Uncle Jeffrey’s broken heart began to spew forth memories of his father and Master Czoza. Tears began to gather on his lower eyelid and then poured over the dam and streaked down his cheeks. The people who were listening became silent. They had never heard anything so beautiful. The musicians sat stunned. The congregation listened to the point of tears. Everyone was transfixed on Uncle Jeffrey as the notes of the sonatina swirled through their hearts and souls. As his fingers and bow moved over the body of the violin, it did not produce a single sound. The music, this simple short sonata which Uncle Jeffrey had burned into his heart, was now coming from him, not the violin. With each breath, in cascaded the deep loss his soul had felt all these years and that he would feel for the rest of his life. With each fingering and pull of his bow expelled an immortal hope for wholeness. Uncle Jeffrey played on, not fully realizing that it was notes of the sonatina expressing his most inner self.

Up near the ceiling, floated Master Czoza’s soul. He was not smiling or laughing. He was crying. His tears fell one each on each person’s soul in rhythm to the sonatina. As Uncle Jeffrey began to close the song, Master Czoza came to stand in front of him. He wiped away Uncle Jeffrey’s tears. He held Uncle Jeffrey’s head in his hands and as one of Master Czoza’s tears fell on him, he said to him, “Congratulations, my son, you have completed the challenge. Your father is so proud of you.”

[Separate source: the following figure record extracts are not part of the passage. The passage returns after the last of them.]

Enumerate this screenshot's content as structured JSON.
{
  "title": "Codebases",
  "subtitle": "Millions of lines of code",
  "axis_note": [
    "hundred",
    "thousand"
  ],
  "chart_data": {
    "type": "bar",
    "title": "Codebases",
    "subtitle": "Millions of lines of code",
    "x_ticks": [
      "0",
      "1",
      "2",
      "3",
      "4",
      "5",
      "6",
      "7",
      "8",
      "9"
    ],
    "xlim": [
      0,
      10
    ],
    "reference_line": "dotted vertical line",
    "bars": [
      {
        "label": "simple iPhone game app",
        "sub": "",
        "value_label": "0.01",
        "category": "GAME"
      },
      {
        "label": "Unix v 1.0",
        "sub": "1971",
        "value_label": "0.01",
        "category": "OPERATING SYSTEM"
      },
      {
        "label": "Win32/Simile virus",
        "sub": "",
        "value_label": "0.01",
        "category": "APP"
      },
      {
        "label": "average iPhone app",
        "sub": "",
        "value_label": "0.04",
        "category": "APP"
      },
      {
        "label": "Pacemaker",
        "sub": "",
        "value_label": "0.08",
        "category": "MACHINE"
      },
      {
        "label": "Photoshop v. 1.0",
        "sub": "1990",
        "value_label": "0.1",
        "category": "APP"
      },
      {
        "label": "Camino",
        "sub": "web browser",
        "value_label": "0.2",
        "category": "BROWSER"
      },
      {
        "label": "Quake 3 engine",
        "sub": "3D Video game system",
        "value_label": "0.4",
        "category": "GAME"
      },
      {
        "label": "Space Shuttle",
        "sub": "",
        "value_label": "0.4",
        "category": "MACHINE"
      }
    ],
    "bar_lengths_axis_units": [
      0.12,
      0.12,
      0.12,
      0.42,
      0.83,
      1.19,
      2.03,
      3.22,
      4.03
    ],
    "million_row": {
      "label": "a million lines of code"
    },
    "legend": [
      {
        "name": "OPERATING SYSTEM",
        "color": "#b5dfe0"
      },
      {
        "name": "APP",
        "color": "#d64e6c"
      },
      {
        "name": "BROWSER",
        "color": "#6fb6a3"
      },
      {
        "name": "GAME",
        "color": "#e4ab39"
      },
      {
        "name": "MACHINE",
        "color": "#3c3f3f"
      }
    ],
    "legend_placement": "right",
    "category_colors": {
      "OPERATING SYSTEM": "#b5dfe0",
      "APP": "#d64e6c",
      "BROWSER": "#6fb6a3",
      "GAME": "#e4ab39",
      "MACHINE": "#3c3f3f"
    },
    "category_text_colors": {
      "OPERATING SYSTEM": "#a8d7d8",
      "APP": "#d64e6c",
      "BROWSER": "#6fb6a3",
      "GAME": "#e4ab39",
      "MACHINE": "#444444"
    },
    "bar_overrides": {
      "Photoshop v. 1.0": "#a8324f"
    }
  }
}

With that, Master Czoza evaporated.

Following this incident, Bartholomew’s Uncle Jeffrey could not play the violin without the grief of his losses overwhelming him. He played less and less, and eventually he put the violin in the closet and played for no one.

                                 *               *              *

In the brief period between his parent’s deaths and their funeral, Bartholomew did stay with Uncle Jeffrey and Aunt Josephine. Late one night he woke from a bad dream. While trying to fall back to sleep, he thought he heard someone crying and quietly playing a violin.